Governor Calvo, the Guam Economic Development Authority, and the fiscal team met with Fitch on two separate occasions. They presented Guam’s case to educate Fitch on PROMESA’s lack of applicability to Guam, and to assure Fitch that Guam has no intent or desire ever to lobby Congress for debt restructuring authority.
Fitch stated that despite Guam’s strong economy, growing revenues, and strong economic outlook, they are concerned with the Government’s inability to sustain a structural balance and high liability burden. Based on their unchanging position, the administration requested the ratings be withdrawn.
“Fiscal discipline has been a hallmark of my administration,” Governor Calvo has made clear.  In fact, earlier draft versions of PROMESA during Congressional deliberation included language that would have allowed Guam to opt in to PROMESA. However, this language was stricken from the final bill, a move Governor Calvo supported.
Facts about PROMESA & Guam:

  1. PROMESA allows Puerto Rico to restructure its debt and effectively avail itself of bankruptcy protection, a power it previously lacked.
  2. The key provisions of PROMESA specifically apply only to Puerto Rico and not to Guam.

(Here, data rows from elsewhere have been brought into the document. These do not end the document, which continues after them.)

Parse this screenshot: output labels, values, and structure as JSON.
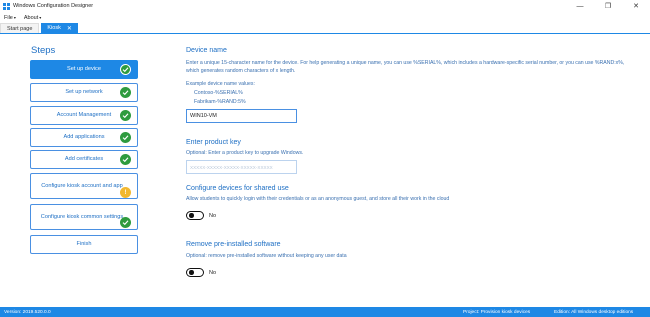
{
  "window": {
    "title": "Windows Configuration Designer",
    "controls": [
      "—",
      "❐",
      "✕"
    ]
  },
  "menu": [
    {
      "label": "File"
    },
    {
      "label": "About"
    }
  ],
  "tabs": {
    "start_page": "Start page",
    "kiosk": "Kiosk",
    "close_glyph": "✕"
  },
  "sidebar": {
    "title": "Steps",
    "items": [
      {
        "label": "Set up device",
        "status": "complete",
        "active": true
      },
      {
        "label": "Set up network",
        "status": "complete",
        "active": false
      },
      {
        "label": "Account Management",
        "status": "complete",
        "active": false
      },
      {
        "label": "Add applications",
        "status": "complete",
        "active": false
      },
      {
        "label": "Add certificates",
        "status": "complete",
        "active": false
      },
      {
        "label": "Configure kiosk account and app",
        "status": "warning",
        "active": false
      },
      {
        "label": "Configure kiosk common settings",
        "status": "complete",
        "active": false
      },
      {
        "label": "Finish",
        "status": "none",
        "active": false
      }
    ],
    "warning_glyph": "!"
  },
  "device_name": {
    "title": "Device name",
    "description": "Enter a unique 15-character name for the device. For help generating a unique name, you can use %SERIAL%, which includes a hardware-specific serial number, or you can use %RAND:x%, which generates random characters of x length.",
    "examples_label": "Example device name values:",
    "example_1": "Contoso-%SERIAL%",
    "example_2": "Fabrikam-%RAND:5%",
    "value": "WIN10-VM"
  },
  "product_key": {
    "title": "Enter product key",
    "description": "Optional: Enter a product key to upgrade Windows.",
    "placeholder": "XXXXX-XXXXX-XXXXX-XXXXX-XXXXX"
  },
  "shared_use": {
    "title": "Configure devices for shared use",
    "description": "Allow students to quickly login with their credentials or as an anonymous guest, and store all their work in the cloud",
    "toggle_label": "No",
    "toggle_on": false
  },
  "preinstalled": {
    "title": "Remove pre-installed software",
    "description": "Optional: remove pre-installed software without keeping any user data",
    "toggle_label": "No",
    "toggle_on": false
  },
  "status": {
    "version": "Version: 2019.520.0.0",
    "project": "Project: Provision kiosk devices",
    "edition": "Edition: All Windows desktop editions"
  },
  "colors": {
    "accent": "#1e88e5",
    "check": "#2e9b3e",
    "warning": "#f2b830"
  }
}
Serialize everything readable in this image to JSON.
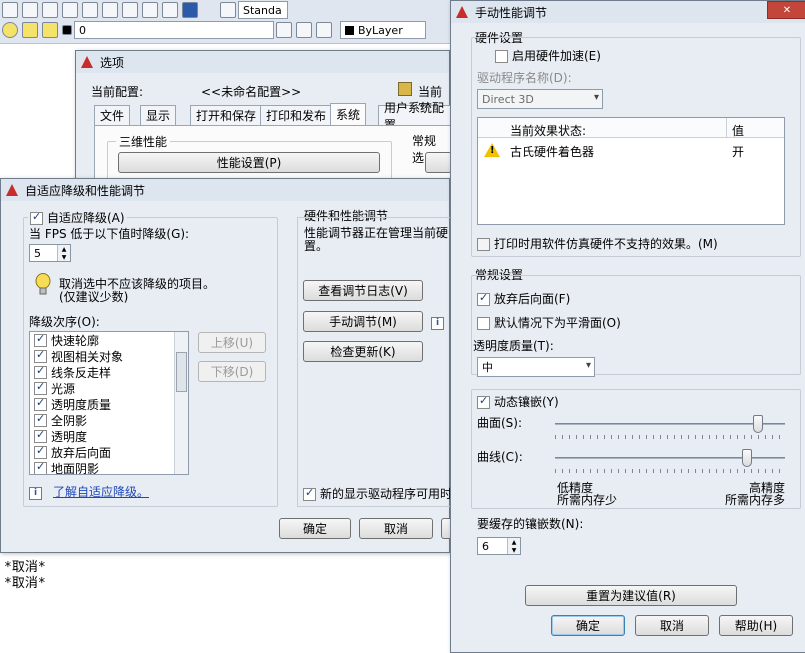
{
  "toolbar": {
    "layer_value": "0",
    "linetype_value": "ByLayer",
    "style_value": "Standa"
  },
  "command_line": [
    "*取消*",
    "*取消*"
  ],
  "options_dialog": {
    "title": "选项",
    "current_profile_label": "当前配置:",
    "current_profile_value": "<<未命名配置>>",
    "current_drawing_label": "当前图",
    "tabs": [
      "文件",
      "显示",
      "打开和保存",
      "打印和发布",
      "系统",
      "用户系统配置"
    ],
    "active_tab": "系统",
    "group_3d": "三维性能",
    "perf_settings_btn": "性能设置(P)",
    "group_general": "常规选"
  },
  "adaptive_dialog": {
    "title": "自适应降级和性能调节",
    "adaptive_degrade_label": "自适应降级(A)",
    "fps_label": "当 FPS 低于以下值时降级(G):",
    "fps_value": "5",
    "tip_line1": "取消选中不应该降级的项目。",
    "tip_line2": "(仅建议少数)",
    "degrade_order_label": "降级次序(O):",
    "items": [
      "快速轮廓",
      "视图相关对象",
      "线条反走样",
      "光源",
      "透明度质量",
      "全阴影",
      "透明度",
      "放弃后向面",
      "地面阴影"
    ],
    "move_up": "上移(U)",
    "move_down": "下移(D)",
    "learn_link": "了解自适应降级。",
    "hw_group": "硬件和性能调节",
    "hw_text_line1": "性能调节器正在管理当前硬",
    "hw_text_line2": "置。",
    "view_log_btn": "查看调节日志(V)",
    "manual_tune_btn": "手动调节(M)",
    "check_updates_btn": "检查更新(K)",
    "new_driver_label": "新的显示驱动程序可用时",
    "ok": "确定",
    "cancel": "取消"
  },
  "manual_dialog": {
    "title": "手动性能调节",
    "hw_group": "硬件设置",
    "enable_hw_accel": "启用硬件加速(E)",
    "driver_label": "驱动程序名称(D):",
    "driver_value": "Direct 3D",
    "effect_col": "当前效果状态:",
    "value_col": "值",
    "effect_row_name": "古氏硬件着色器",
    "effect_row_value": "开",
    "emulate_label": "打印时用软件仿真硬件不支持的效果。(M)",
    "general_group": "常规设置",
    "discard_back_faces": "放弃后向面(F)",
    "smooth_default": "默认情况下为平滑面(O)",
    "transparency_label": "透明度质量(T):",
    "transparency_value": "中",
    "dynamic_tess": "动态镶嵌(Y)",
    "surface_label": "曲面(S):",
    "curve_label": "曲线(C):",
    "surface_level": 0.9,
    "curve_level": 0.85,
    "low_precision": "低精度",
    "less_memory": "所需内存少",
    "high_precision": "高精度",
    "more_memory": "所需内存多",
    "cached_label": "要缓存的镶嵌数(N):",
    "cached_value": "6",
    "reset_btn": "重置为建议值(R)",
    "ok": "确定",
    "cancel": "取消",
    "help": "帮助(H)"
  }
}
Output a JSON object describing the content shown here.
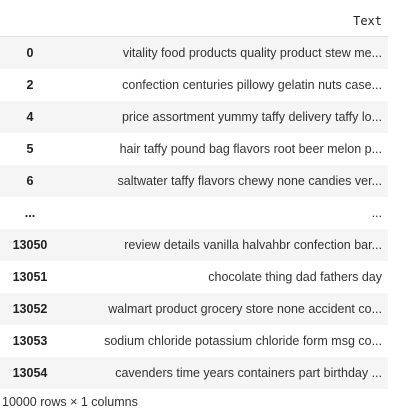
{
  "table": {
    "columns": [
      "",
      "Text"
    ],
    "rows": [
      {
        "index": "0",
        "text": "vitality food products quality product stew me..."
      },
      {
        "index": "2",
        "text": "confection centuries pillowy gelatin nuts case..."
      },
      {
        "index": "4",
        "text": "price assortment yummy taffy delivery taffy lo..."
      },
      {
        "index": "5",
        "text": "hair taffy pound bag flavors root beer melon p..."
      },
      {
        "index": "6",
        "text": "saltwater taffy flavors chewy none candies ver..."
      },
      {
        "index": "...",
        "text": "..."
      },
      {
        "index": "13050",
        "text": "review details vanilla halvahbr confection bar..."
      },
      {
        "index": "13051",
        "text": "chocolate thing dad fathers day"
      },
      {
        "index": "13052",
        "text": "walmart product grocery store none accident co..."
      },
      {
        "index": "13053",
        "text": "sodium chloride potassium chloride form msg co..."
      },
      {
        "index": "13054",
        "text": "cavenders time years containers part birthday ..."
      }
    ]
  },
  "footer": "10000 rows × 1 columns"
}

Further Congressional action or federal court rulings would be required to enable Guam to have similar powers as Puerto Rico.
  3. The rating change does not impact the cost of Guam’s outstanding debt, since all of that debt was prudently issued at very low fixed rates.  Guam does not intend to seek Fitch ratings on future BPT financings, so the effect on future financing will be minimal.
  4. The fact that Congress actually demonstrated the willingness to alter federal law to allow a U.S. territory to restructure its debt caused Fitch to reevaluate the stand-alone strength of the BPT credit.

10 Ratings Upgrades in 6 years
In the wake of PROMESA, on July 11, 2016, Standard & Poors Global, the other rating agency to rate the BPT credit, affirmed it’s A rating on the BPT bonds.  Standard & Poors will not be changing its rating. The rating agency has the longest history with and deepest understanding of Guam and has recognized the strength and integrity of the BPT and, in doing so, also recognized the narrow application of PROMESA in its current form only to Puerto Rico.
Since Governor Calvo assumed office in January 2011, Guam and its agencies have been upgraded by rating agencies a total of 10 times, which has resulted in record low financing rates and millions of dollars in savings for Guamanians. This recent BPT action by Fitch is the only downgrade of any of Guam credits during that time period, again due entirely to federal action.
This Administration and its fiscal team continue to work diligently to maintain sound finances, and have worked tirelessly for the last six years to ensure investor confidence in Guam, which in turn results in lower interest rates for the taxpayers of Guam.